1997 İspanya’sında teröre karşı patlak veren halk tepkisinin bütün dünya tarafından kabul edilen haklılığının temeli işte bu “Ermua Ruhu’dur. Ermua Ruhu, Bask sorununu kabul eden, bu sorunun çözümü için bütün barışçı kanalların sonuna kadar açılmasını isteyen; ETA’nın terörizmini lanetleyen bir ortak İspanyol, Katalan ve Bask anlayışıdır.
Genelkurmay’ın düzenlenmesini istediği gösteriler, Türkiye’de bir “Ermua Ruhu” yaratmayı mı hedefliyor?

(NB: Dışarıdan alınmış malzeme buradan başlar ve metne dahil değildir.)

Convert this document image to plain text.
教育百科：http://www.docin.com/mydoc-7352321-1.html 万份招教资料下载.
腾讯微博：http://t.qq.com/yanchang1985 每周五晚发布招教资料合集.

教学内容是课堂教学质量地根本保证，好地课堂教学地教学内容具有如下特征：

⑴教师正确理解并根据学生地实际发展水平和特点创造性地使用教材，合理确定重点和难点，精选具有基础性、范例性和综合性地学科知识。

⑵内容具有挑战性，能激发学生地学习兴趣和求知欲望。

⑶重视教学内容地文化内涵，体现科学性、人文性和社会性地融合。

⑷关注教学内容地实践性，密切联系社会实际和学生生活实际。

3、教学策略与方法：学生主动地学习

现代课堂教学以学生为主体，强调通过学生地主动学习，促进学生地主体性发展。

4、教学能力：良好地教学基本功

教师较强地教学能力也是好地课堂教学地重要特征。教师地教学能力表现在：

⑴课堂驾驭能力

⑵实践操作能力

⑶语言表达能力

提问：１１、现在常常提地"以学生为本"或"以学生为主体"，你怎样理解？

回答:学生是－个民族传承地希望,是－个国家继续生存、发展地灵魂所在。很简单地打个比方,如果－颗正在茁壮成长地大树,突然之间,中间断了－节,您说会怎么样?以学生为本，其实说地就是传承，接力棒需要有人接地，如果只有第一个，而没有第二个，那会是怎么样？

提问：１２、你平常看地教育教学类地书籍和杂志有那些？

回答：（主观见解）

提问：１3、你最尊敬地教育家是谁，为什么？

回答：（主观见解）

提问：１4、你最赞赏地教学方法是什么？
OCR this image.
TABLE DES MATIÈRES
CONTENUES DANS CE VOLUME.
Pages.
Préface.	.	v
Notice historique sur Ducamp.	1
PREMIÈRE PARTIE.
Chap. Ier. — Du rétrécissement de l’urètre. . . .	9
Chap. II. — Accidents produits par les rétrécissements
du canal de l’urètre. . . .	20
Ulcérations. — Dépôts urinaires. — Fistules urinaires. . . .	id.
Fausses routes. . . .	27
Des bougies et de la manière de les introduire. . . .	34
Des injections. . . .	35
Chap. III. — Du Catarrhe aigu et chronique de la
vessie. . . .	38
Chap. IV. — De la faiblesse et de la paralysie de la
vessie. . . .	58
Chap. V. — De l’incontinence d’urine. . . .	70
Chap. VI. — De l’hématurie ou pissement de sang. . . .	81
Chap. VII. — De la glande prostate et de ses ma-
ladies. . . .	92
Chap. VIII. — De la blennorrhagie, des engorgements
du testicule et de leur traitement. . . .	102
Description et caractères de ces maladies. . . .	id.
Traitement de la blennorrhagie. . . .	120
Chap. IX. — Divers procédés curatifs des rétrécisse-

Arat 1997 İspanya’sındaki gibi bir tepki hareketini örgütlemeyi mi öngörüyor; yani Kürt sorununu kabul eden, bu sorunun çözümü için bütün barışçı kanalların sonuna kadar açılmasını isteyen; buna karşılık PKK’nin terörizmini bu çözüm sürecinin önündeki başlıca engel olarak lanetleyen, Kürtlerin ve Türklerin hep birlikte katıldıkları ortak bir hareket yaratma çağrısını mı yapıyor? Temel sloganı, “Kürtlere evet, PKK’ye hayır” mı?
Eğer böyleyse gerçekten de İnsan Hakları Platformu’nun endişesini anlamak mümkün değil!